With 1 lap to go we were right on the inside, about 20 riders back. A little further back then I wanted to be, but I knew that some riders would start dropping off in front of us. I also knew that I didn't want to be right on the front like I was last time with Alcino. That failed miserably as I couldn't hold it long enough at the front and when I pulled off Alcino was right in the wind with 1 lap to go. This time as we headed into the wind with half a lap to go our nice position on the inside suddenly evaporated. We didn't fall back so much as a surge went up the inside resulting in us now being surrounded on both sides by riders. My goal of surging up the inside for the final half lap to get Michael to the front was dead.
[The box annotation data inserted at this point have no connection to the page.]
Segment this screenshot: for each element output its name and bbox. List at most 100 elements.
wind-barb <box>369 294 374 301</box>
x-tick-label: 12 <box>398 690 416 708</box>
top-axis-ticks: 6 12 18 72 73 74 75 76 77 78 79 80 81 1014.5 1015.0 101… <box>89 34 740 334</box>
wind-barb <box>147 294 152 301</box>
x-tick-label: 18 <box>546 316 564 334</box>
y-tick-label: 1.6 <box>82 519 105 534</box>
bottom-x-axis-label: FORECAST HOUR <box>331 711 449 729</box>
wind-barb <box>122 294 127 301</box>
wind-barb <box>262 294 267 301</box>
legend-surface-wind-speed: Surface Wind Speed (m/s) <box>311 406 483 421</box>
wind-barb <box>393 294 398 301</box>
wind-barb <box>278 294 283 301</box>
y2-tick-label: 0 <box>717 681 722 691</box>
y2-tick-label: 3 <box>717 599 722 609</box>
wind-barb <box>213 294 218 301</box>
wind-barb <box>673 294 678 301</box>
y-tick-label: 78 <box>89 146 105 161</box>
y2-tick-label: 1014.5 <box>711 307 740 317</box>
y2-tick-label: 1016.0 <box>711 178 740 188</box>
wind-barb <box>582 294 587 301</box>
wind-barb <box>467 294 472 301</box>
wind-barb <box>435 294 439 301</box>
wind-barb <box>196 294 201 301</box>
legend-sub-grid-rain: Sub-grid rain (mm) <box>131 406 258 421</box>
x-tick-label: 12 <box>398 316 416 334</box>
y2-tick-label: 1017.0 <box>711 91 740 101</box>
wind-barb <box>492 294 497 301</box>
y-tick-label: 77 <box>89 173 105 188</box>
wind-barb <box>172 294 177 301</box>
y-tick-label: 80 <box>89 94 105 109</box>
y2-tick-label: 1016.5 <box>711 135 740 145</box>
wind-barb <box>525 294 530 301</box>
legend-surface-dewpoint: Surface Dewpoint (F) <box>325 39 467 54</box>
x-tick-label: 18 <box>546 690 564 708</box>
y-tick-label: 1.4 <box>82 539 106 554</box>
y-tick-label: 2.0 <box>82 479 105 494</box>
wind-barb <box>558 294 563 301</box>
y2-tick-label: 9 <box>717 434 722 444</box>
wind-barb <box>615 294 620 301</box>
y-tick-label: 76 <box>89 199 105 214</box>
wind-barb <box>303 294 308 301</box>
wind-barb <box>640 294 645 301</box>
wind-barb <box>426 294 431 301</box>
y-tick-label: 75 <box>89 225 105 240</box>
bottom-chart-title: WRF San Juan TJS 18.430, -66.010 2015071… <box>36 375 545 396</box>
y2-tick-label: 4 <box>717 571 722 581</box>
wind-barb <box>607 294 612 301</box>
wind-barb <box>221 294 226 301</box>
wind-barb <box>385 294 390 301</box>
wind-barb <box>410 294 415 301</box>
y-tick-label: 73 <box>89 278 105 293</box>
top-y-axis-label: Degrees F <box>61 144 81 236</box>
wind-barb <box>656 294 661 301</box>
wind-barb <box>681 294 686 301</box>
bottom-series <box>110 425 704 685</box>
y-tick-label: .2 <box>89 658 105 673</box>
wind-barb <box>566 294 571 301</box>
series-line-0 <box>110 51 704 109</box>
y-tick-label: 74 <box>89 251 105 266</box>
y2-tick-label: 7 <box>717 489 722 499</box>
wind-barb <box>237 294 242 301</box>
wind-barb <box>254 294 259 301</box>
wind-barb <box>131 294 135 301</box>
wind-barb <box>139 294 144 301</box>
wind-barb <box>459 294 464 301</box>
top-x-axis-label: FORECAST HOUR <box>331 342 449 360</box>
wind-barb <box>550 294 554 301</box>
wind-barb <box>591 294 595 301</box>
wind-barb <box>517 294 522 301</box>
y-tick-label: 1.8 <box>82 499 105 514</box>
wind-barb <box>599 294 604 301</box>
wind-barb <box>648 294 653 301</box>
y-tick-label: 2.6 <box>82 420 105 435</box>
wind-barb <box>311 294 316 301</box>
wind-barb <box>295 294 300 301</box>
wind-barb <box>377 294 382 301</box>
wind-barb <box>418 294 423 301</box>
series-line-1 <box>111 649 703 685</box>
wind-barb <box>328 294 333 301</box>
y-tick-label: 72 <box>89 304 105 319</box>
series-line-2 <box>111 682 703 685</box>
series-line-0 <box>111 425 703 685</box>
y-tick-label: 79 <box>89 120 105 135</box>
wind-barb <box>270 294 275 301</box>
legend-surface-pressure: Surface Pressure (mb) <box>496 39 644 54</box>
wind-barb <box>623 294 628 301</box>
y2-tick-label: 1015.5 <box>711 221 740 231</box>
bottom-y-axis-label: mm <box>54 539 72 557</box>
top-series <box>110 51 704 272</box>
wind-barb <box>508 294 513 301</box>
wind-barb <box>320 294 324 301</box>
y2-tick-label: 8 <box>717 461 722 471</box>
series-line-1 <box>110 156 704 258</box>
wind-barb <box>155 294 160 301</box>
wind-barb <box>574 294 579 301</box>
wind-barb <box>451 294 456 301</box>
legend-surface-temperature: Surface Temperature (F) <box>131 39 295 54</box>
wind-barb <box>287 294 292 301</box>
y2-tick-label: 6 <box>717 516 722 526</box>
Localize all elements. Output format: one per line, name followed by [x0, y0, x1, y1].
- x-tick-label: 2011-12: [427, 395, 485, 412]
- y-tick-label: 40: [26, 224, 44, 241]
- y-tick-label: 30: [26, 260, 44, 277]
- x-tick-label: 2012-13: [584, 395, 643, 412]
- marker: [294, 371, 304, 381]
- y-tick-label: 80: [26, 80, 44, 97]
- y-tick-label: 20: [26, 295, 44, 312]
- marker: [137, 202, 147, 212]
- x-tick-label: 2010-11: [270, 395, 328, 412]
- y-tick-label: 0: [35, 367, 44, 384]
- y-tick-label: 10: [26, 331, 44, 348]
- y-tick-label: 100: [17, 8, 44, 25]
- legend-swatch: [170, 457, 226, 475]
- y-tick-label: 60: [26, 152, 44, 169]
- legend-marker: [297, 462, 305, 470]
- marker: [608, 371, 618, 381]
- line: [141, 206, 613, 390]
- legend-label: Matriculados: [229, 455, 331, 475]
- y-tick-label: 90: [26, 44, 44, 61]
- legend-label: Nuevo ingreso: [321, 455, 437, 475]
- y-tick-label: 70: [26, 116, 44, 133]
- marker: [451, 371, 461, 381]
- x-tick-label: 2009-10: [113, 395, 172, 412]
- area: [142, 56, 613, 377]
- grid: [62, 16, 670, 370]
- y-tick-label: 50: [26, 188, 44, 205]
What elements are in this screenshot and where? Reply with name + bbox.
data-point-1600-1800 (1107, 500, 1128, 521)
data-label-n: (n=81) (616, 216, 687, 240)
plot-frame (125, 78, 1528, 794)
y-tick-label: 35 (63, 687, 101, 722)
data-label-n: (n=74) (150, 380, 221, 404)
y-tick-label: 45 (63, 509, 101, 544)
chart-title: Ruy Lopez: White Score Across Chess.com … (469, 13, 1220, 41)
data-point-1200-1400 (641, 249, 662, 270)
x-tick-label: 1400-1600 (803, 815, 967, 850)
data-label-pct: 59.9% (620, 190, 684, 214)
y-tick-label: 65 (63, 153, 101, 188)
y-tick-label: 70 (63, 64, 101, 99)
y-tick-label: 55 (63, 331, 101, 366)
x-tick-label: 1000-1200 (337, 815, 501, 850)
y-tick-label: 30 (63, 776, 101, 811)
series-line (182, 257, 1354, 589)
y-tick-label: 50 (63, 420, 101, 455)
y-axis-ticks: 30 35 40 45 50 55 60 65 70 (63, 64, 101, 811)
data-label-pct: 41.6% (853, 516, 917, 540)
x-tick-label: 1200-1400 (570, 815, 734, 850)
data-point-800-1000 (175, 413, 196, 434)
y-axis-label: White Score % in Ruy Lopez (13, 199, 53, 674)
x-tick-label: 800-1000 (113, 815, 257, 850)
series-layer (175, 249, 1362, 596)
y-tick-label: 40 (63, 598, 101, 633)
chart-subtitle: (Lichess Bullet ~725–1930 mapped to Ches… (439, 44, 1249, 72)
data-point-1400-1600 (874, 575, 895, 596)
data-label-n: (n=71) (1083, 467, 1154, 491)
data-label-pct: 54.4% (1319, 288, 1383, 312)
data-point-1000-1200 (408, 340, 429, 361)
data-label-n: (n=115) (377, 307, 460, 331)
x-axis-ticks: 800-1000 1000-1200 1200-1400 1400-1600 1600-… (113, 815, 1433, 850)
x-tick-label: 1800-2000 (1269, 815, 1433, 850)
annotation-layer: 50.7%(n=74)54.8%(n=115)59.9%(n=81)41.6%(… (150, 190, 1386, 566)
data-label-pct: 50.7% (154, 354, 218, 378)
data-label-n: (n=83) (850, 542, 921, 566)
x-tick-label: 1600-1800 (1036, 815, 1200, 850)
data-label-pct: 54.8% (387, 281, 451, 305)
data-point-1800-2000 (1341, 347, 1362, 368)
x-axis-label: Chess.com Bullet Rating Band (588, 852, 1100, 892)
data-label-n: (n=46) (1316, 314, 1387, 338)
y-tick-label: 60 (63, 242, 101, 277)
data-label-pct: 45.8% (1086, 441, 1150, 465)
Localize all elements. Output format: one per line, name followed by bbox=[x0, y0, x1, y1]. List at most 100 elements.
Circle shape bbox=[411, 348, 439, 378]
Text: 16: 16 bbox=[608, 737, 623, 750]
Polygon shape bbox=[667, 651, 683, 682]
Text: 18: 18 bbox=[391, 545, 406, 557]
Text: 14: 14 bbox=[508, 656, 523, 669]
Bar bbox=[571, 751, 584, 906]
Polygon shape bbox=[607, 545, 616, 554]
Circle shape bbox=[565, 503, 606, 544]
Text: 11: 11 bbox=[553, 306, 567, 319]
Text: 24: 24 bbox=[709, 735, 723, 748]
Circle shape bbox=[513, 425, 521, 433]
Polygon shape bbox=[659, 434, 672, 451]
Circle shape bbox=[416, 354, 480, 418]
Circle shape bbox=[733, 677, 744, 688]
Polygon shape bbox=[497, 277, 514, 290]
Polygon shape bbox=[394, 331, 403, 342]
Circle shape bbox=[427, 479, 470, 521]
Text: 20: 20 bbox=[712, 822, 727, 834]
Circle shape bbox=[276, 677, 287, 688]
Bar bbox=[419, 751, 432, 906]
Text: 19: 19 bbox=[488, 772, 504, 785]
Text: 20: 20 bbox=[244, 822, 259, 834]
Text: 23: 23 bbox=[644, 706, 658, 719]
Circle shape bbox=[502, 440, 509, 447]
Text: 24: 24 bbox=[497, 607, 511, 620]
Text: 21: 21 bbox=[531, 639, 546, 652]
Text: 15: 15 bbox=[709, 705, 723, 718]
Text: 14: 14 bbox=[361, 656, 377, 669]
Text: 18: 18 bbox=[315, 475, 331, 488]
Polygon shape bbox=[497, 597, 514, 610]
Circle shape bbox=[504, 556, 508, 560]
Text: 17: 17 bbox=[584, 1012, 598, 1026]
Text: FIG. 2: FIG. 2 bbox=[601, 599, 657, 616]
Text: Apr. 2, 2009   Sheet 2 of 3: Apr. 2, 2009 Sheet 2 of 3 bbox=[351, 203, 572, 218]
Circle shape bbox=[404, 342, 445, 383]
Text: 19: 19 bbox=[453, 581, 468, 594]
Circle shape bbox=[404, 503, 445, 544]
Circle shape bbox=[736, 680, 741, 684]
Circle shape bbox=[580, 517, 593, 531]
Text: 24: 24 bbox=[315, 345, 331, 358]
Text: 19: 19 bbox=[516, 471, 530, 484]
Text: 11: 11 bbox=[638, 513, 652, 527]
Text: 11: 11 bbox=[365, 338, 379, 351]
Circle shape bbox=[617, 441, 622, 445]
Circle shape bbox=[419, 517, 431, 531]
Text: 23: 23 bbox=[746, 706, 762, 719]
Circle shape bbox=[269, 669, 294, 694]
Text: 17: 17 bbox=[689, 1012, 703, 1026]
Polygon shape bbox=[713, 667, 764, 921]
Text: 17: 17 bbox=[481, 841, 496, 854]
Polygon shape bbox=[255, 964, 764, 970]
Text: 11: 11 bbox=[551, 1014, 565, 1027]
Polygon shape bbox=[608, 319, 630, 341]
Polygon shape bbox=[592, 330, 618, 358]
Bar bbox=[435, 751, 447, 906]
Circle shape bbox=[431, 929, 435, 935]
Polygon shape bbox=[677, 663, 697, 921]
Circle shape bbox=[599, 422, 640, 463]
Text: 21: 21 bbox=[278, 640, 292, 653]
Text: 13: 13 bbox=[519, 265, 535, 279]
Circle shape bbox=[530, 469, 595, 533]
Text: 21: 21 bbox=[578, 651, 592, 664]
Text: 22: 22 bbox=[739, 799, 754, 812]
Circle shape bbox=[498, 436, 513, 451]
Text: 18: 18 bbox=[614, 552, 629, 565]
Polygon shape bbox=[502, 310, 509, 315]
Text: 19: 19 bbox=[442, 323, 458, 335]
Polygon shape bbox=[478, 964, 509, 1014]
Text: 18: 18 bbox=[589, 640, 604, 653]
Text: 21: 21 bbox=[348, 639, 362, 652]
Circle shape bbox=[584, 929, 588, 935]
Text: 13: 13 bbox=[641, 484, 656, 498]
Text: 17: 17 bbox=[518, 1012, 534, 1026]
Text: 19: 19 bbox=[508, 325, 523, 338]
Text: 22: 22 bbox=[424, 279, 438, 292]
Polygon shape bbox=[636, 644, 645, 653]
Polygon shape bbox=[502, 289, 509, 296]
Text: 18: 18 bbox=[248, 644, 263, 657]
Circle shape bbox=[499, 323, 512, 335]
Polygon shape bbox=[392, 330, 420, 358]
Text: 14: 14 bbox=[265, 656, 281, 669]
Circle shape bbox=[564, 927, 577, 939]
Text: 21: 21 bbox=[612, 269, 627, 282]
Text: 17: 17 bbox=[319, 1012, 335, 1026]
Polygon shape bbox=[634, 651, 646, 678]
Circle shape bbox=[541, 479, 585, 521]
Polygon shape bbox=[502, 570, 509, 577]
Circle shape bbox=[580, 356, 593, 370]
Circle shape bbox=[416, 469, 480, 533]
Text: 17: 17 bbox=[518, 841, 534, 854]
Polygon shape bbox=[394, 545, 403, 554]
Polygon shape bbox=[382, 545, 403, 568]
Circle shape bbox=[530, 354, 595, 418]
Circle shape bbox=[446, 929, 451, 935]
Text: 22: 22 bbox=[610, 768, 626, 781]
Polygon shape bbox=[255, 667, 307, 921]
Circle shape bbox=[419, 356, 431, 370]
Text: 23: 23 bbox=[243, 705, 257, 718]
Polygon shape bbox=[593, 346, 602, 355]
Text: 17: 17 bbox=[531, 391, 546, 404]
So at this point my focus shifted to trying to stay safe through the corners and doing the best that I could to finish well. With everyone trying to surge toward the front and people not keeping their front wheels clean through the corners, the inevitable finally happened. As we came through the final turn, two guys came together right in front of me, bounced off each other and hit the ground hard. I was lucky enough to be able to ride right through the gap that lay between them and started to hammer it for the finish. I passed a few people along the way and believe that I got 14th. Nothing to hold a parade over, but certainly a good result for a guy who is making due with only 1.5 legs.
By the end of the race I was completely done. Riding hard in 110 degree heat for 40 minutes is a tough, tough gig.